Students in the Boulder Valley, Colo., district are becoming more racially and academically stratified as a result of the district’s open-enrollment policies, a study concludes.
Researchers at the University of Colorado in Boulder said the Boulder Valley schools’ public-school-choice program provides a prime laboratory for study because it touches every school in the system. One-fifth of the district’s 27,500 students take part in the program, which surged in popularity around 1995.
Since then, the researchers found, students have migrated from schools with lower test scores to higher-scoring ones and from schools with high minority populations to mostly white schools. As a result, the number of elementary schools where fewer than half the students are white went from one in 1994 to five last year.
“They’re choosing from a lottery, so it’s not that schools are ‘creaming’ from the pool,” said Kenneth R. Howe, an education professor at the university. He conducted the study with fellow education professor Margaret A. Eisenhart. “It’s that the pool itself is composed of very atypical students.”
As a result, some schools have become weaker, while others have grown stronger. Left with needier students and less funding as a result of lost enrollment, the weakest schools have entered “a spiral of decline” as their enrollments dwindle, the researchers say.
The district’s overall achievement scores, though, have not improved much—contrary to some predictions.
Still, most parents interviewed expressed satisfaction with their children’s schools.

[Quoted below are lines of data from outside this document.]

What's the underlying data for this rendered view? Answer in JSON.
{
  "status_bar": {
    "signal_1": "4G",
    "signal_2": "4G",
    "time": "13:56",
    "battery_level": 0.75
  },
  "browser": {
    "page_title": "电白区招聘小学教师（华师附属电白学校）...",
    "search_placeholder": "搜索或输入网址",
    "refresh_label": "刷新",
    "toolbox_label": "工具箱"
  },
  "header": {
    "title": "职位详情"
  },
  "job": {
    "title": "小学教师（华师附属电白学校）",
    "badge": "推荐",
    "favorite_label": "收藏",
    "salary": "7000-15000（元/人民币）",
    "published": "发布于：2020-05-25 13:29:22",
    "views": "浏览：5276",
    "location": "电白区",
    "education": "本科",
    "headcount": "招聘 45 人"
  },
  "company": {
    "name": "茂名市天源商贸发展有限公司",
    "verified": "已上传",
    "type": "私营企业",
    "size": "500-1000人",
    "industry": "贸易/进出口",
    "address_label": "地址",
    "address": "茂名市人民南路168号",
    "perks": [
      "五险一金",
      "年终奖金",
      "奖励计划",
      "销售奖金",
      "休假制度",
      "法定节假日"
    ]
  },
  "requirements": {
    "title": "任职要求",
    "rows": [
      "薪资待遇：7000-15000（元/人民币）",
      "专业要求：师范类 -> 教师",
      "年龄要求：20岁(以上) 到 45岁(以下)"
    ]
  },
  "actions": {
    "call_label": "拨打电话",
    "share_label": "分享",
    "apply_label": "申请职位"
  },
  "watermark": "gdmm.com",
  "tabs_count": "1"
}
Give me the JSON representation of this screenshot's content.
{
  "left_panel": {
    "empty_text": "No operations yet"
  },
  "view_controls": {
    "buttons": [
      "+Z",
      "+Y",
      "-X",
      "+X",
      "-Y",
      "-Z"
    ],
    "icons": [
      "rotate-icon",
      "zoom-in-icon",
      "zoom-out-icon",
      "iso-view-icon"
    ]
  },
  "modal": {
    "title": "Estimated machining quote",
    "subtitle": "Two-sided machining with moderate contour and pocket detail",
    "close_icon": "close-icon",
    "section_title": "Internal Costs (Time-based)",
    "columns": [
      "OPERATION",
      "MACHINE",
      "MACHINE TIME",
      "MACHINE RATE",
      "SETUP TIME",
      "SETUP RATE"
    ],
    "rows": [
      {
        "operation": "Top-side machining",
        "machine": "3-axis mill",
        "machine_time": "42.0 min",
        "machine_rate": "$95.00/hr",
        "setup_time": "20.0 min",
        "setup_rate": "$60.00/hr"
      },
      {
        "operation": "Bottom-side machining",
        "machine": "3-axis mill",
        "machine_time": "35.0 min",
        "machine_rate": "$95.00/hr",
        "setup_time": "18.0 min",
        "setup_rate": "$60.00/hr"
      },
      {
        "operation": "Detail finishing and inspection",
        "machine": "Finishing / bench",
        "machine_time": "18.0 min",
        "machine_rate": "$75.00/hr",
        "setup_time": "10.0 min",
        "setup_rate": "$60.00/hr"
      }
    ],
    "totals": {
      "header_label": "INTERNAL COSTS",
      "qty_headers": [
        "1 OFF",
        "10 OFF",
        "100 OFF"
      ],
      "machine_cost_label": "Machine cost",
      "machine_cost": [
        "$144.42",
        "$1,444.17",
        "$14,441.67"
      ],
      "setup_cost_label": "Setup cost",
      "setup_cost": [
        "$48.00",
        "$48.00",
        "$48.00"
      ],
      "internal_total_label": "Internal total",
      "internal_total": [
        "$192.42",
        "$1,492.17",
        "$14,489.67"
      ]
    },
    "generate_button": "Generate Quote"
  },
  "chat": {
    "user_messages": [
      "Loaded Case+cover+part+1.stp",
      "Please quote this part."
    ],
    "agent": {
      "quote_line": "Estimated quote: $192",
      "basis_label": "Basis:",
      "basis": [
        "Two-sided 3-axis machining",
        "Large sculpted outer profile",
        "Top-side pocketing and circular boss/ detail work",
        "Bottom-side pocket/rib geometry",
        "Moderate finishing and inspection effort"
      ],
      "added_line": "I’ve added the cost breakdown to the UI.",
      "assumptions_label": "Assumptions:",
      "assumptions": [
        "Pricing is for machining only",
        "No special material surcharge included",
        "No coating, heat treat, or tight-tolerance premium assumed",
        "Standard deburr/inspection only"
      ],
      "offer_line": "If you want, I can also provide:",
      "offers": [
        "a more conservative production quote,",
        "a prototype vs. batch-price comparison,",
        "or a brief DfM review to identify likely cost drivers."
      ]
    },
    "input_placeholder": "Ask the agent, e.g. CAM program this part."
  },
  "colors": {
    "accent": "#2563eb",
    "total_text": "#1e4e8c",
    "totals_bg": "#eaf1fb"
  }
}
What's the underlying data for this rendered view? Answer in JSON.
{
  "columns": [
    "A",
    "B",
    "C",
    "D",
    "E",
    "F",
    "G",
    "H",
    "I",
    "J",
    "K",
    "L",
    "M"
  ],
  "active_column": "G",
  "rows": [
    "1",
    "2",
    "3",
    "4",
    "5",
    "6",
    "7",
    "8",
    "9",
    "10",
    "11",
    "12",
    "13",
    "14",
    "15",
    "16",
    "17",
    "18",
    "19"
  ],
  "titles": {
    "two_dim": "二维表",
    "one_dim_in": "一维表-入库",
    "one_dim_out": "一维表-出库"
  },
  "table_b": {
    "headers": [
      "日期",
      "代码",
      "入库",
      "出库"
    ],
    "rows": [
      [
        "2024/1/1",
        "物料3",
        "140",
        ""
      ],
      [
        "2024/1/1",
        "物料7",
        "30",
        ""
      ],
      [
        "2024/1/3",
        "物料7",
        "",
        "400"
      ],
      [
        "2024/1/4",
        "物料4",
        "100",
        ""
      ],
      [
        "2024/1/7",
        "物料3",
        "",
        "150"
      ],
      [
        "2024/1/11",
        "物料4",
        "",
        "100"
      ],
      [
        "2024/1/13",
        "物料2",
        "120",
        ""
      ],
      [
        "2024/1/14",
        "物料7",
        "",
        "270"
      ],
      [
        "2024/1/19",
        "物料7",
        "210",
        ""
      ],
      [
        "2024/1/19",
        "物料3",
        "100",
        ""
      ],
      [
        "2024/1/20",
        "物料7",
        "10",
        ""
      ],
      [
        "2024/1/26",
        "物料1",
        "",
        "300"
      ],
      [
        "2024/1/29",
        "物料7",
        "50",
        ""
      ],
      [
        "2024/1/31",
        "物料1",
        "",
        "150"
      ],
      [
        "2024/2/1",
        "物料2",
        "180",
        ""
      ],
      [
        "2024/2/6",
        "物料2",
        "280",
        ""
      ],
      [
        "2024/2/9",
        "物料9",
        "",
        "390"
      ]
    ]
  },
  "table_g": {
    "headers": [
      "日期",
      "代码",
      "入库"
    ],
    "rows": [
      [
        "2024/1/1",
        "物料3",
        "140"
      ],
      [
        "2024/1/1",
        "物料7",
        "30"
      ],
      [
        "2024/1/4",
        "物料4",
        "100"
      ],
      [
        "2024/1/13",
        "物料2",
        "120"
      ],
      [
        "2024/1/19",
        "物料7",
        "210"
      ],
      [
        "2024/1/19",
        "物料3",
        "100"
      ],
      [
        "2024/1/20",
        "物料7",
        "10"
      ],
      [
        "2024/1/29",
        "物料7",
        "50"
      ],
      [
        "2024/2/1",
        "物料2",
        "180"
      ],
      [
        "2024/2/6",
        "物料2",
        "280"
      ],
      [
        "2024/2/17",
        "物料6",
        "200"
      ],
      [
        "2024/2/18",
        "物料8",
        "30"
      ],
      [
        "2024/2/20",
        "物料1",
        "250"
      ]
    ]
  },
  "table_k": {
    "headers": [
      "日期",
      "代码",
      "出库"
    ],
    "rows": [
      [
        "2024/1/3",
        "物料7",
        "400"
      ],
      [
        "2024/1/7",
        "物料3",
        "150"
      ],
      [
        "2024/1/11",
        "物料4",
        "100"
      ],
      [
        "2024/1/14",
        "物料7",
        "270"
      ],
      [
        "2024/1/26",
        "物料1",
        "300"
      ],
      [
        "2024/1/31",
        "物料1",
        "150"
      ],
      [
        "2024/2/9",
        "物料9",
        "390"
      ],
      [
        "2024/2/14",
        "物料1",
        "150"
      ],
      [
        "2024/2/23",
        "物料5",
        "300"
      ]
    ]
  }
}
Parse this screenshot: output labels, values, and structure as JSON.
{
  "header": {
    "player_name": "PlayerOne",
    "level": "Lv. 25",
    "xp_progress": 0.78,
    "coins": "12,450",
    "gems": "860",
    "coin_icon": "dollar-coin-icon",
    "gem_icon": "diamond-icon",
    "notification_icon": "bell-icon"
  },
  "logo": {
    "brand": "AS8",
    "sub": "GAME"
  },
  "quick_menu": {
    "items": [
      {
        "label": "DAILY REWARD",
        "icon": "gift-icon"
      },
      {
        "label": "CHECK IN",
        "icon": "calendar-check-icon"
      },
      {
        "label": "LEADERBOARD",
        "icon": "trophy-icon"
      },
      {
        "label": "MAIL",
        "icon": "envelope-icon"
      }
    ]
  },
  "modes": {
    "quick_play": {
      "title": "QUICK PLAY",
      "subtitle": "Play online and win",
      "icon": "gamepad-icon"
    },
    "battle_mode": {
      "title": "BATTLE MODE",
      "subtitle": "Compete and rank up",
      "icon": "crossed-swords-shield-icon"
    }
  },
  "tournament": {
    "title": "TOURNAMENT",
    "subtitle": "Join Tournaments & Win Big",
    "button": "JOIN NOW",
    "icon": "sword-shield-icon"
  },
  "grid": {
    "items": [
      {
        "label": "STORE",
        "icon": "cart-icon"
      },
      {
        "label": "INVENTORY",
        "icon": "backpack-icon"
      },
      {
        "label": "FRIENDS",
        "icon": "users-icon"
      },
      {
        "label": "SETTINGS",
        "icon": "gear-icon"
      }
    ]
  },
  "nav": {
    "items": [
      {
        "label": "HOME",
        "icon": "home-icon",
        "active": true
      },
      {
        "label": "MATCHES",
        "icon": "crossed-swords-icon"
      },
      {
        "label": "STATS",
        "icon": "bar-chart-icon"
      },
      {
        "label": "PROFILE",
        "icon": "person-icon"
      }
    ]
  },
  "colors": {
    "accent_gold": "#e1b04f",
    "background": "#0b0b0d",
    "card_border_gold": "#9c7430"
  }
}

“I think we all feel like it’s a study that needed to be done,” said Judy Stout, the district’s director of elementary education. The study was conducted at the district’s request with backing from the Spencer Foundation in Chicago.
“There have been issues around open enrollment in the community for years, and to have somebody from the outside come and gather information and give information back is very helpful,” Ms. Stout added.